Chapman junior Megan Wiliams’ college goal is straight A’s balanced with a nice social life. A big part of her solution?
She’s not alone. Recent studies show that more than 90 percent of college students consume some kind of caffeine. AND — 78 percent of them are drinking caffeine at above the recommended amount. According to Professor Caroline Mahoney of Tufts University, coffee among college students is the primary source of caffeine, more than double the intake from energy drinks or tea.
Most students recognize you can consume too much. But they keep drinking anyway.
“I know the amount of caffeine I drink is bad for me,” said Williams, a communication studies major. “But Chapman hasn’t made it seem like it’s a big deal the way they do with alcohol and drugs. But abuse is abuse in any form.”
Before college, she rarely drank coffee. But once she got to Chapman, with the changing lifestyle, new friends, new clubs, new studies — PLUS the pressure to succeed — coffee seemed to help her cope.
Although experts say excessive caffeine consumption can lead to addiction, students like senior Hazly Marquina say it’s the norm.
“I drink around five cups of coffee a day,” said Marquina, a business and communications major. “I don’t think it’s an addiction because I don’t consider it a drug. I mean, if it were a drug it wouldn’t be so readily available on campus. For me, it’s the safest alternative to help me balance school, work, and a social life.”
She’s right about the availability on campus.

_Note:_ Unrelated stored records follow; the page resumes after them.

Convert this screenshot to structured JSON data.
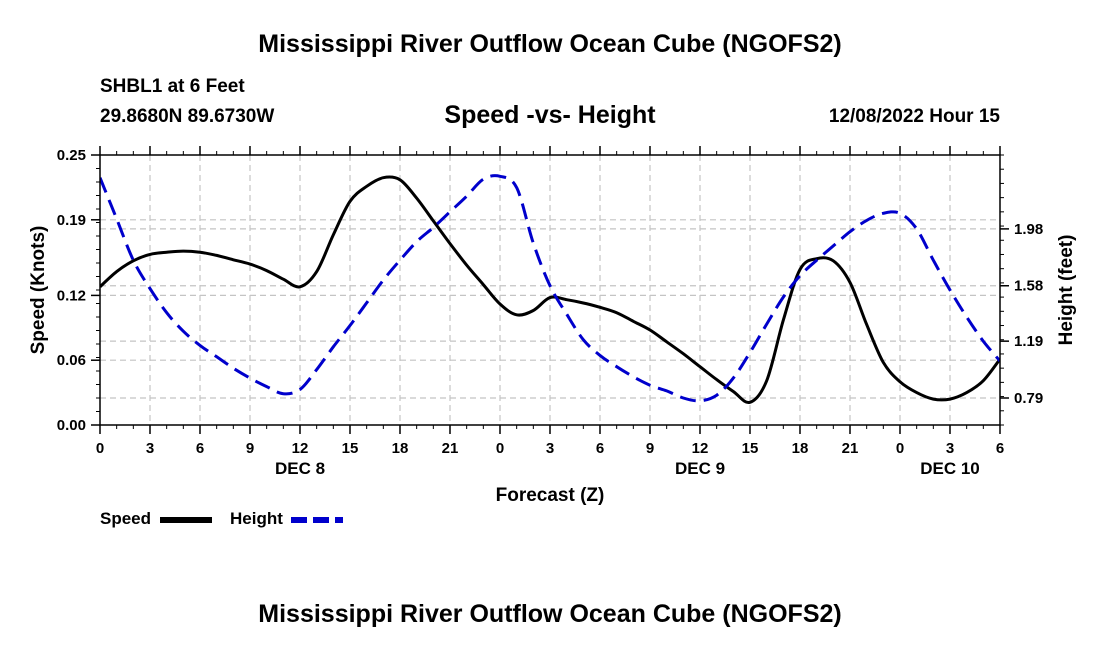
{
  "header": {
    "title": "Mississippi River Outflow Ocean Cube (NGOFS2)",
    "station": "SHBL1 at 6 Feet",
    "coords": "29.8680N  89.6730W",
    "subtitle": "Speed -vs- Height",
    "datetime": "12/08/2022 Hour 15"
  },
  "footer": {
    "title": "Mississippi River Outflow Ocean Cube (NGOFS2)"
  },
  "chart_data": {
    "type": "line",
    "title": "Speed -vs- Height",
    "xlabel": "Forecast (Z)",
    "ylabel_left": "Speed (Knots)",
    "ylabel_right": "Height (feet)",
    "x_range": [
      0,
      54
    ],
    "x_ticks": [
      0,
      3,
      6,
      9,
      12,
      15,
      18,
      21,
      24,
      27,
      30,
      33,
      36,
      39,
      42,
      45,
      48,
      51,
      54
    ],
    "x_tick_labels": [
      "0",
      "3",
      "6",
      "9",
      "12",
      "15",
      "18",
      "21",
      "0",
      "3",
      "6",
      "9",
      "12",
      "15",
      "18",
      "21",
      "0",
      "3",
      "6"
    ],
    "day_labels": [
      {
        "x": 12,
        "label": "DEC 8"
      },
      {
        "x": 36,
        "label": "DEC 9"
      },
      {
        "x": 51,
        "label": "DEC 10"
      }
    ],
    "y_left_range": [
      0,
      0.25
    ],
    "y_left_ticks": [
      0.0,
      0.06,
      0.12,
      0.19,
      0.25
    ],
    "y_left_tick_labels": [
      "0.00",
      "0.06",
      "0.12",
      "0.19",
      "0.25"
    ],
    "y_right_range": [
      0.6,
      2.5
    ],
    "y_right_ticks": [
      0.79,
      1.19,
      1.58,
      1.98
    ],
    "y_right_tick_labels": [
      "0.79",
      "1.19",
      "1.58",
      "1.98"
    ],
    "grid": true,
    "series": [
      {
        "name": "Speed",
        "axis": "left",
        "color": "#000000",
        "style": "solid",
        "x": [
          0,
          1,
          2,
          3,
          4,
          5,
          6,
          7,
          8,
          9,
          10,
          11,
          12,
          13,
          14,
          15,
          16,
          17,
          18,
          19,
          20,
          21,
          22,
          23,
          24,
          25,
          26,
          27,
          28,
          29,
          30,
          31,
          32,
          33,
          34,
          35,
          36,
          37,
          38,
          39,
          40,
          41,
          42,
          43,
          44,
          45,
          46,
          47,
          48,
          49,
          50,
          51,
          52,
          53,
          54
        ],
        "values": [
          0.128,
          0.142,
          0.152,
          0.158,
          0.16,
          0.161,
          0.16,
          0.157,
          0.153,
          0.149,
          0.143,
          0.135,
          0.128,
          0.142,
          0.176,
          0.207,
          0.221,
          0.229,
          0.227,
          0.21,
          0.189,
          0.168,
          0.148,
          0.13,
          0.112,
          0.102,
          0.106,
          0.118,
          0.116,
          0.113,
          0.109,
          0.104,
          0.096,
          0.088,
          0.077,
          0.066,
          0.054,
          0.042,
          0.031,
          0.021,
          0.041,
          0.097,
          0.144,
          0.154,
          0.152,
          0.132,
          0.093,
          0.058,
          0.04,
          0.03,
          0.024,
          0.024,
          0.03,
          0.041,
          0.061
        ]
      },
      {
        "name": "Height",
        "axis": "right",
        "color": "#0000cc",
        "style": "dashed",
        "x": [
          0,
          1,
          2,
          3,
          4,
          5,
          6,
          7,
          8,
          9,
          10,
          11,
          12,
          13,
          14,
          15,
          16,
          17,
          18,
          19,
          20,
          21,
          22,
          23,
          24,
          25,
          26,
          27,
          28,
          29,
          30,
          31,
          32,
          33,
          34,
          35,
          36,
          37,
          38,
          39,
          40,
          41,
          42,
          43,
          44,
          45,
          46,
          47,
          48,
          49,
          50,
          51,
          52,
          53,
          54
        ],
        "values": [
          2.34,
          2.05,
          1.76,
          1.56,
          1.39,
          1.26,
          1.16,
          1.08,
          1.0,
          0.93,
          0.87,
          0.82,
          0.85,
          0.99,
          1.15,
          1.3,
          1.46,
          1.62,
          1.76,
          1.89,
          1.99,
          2.1,
          2.21,
          2.33,
          2.35,
          2.27,
          1.88,
          1.58,
          1.38,
          1.2,
          1.09,
          1.01,
          0.94,
          0.88,
          0.84,
          0.79,
          0.77,
          0.81,
          0.93,
          1.11,
          1.31,
          1.5,
          1.65,
          1.76,
          1.86,
          1.96,
          2.04,
          2.09,
          2.09,
          1.98,
          1.76,
          1.55,
          1.36,
          1.19,
          1.05
        ]
      }
    ],
    "legend": [
      {
        "label": "Speed",
        "color": "#000000",
        "style": "solid"
      },
      {
        "label": "Height",
        "color": "#0000cc",
        "style": "dashed"
      }
    ]
  }
}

The line between classes at Starbucks is long and constant. Often the same for Einstein Bagels in the Student Union. The dorms cafeteria and the Rotunda study area in Leatherby Libraries are also kept busy serving coffee. Food trucks on campus are another caffeine source.
One dance major wrote in a university paper that without Starbucks in the morning, irregularity would ruin his rigorous day. Many students say it’s just an automatic starter.
“The first thing I do when I wake up is drink coffee,” said sophomore Fiona Quilter, a studio art major. “It sets my entire day; it gives me a sense of structure and routine. Even on the weekends, I need coffee in the morning.”
According to Eugene, Oregon mental health therapist Leah Chapman, here is WHY too much caffeine can be bad for you:
“Addiction is a medical definition and that’s a chronic progressive disorder. Sugar intake, along with caffeine, can add to the effect on the brain’s chemicals, causing cravings. These cravings are what causes addiction to caffeine in coffee.”
Yet some students question whether Chapman does enough to emphasize the dangers of caffeine addiction at the same level it does drug and alcohol abuse.
But Dani Smith, who runs the Chapman program Proactive Education Encouraging Responsibility (P.E.E.R), says Chapman takes all addiction issues seriously. Added Smith:
“Any behavior that impinges upon our students’ health, welfare, goals, academic success is of concern. We give resources and information to all of our students with the belief that if they are struggling with a behavior or problem, they will reach out for support.”
Her website states in part:
- “Large amounts of caffeine may cause serious heart and blood vessel problems such as heart rhythm disturbances and increases in heart rate and blood pressure.”
- “Caffeine use may also be associated with anxiety, sleep problems, digestive problems, and dehydration.”
“Caffeine addiction is very much real,” said mental health therapist Chapman. “Humans can be addicted to nearly anything.”
But such warnings still go unheeded among many students. During the coronavirus quarantine, students can be seen clinging to their coffee cups during their Zoom sessions.
Said Megan Williams: “After a long day of classes and work, I needed caffeine to continue my studying.”
And coffee remains her caffeine of choice.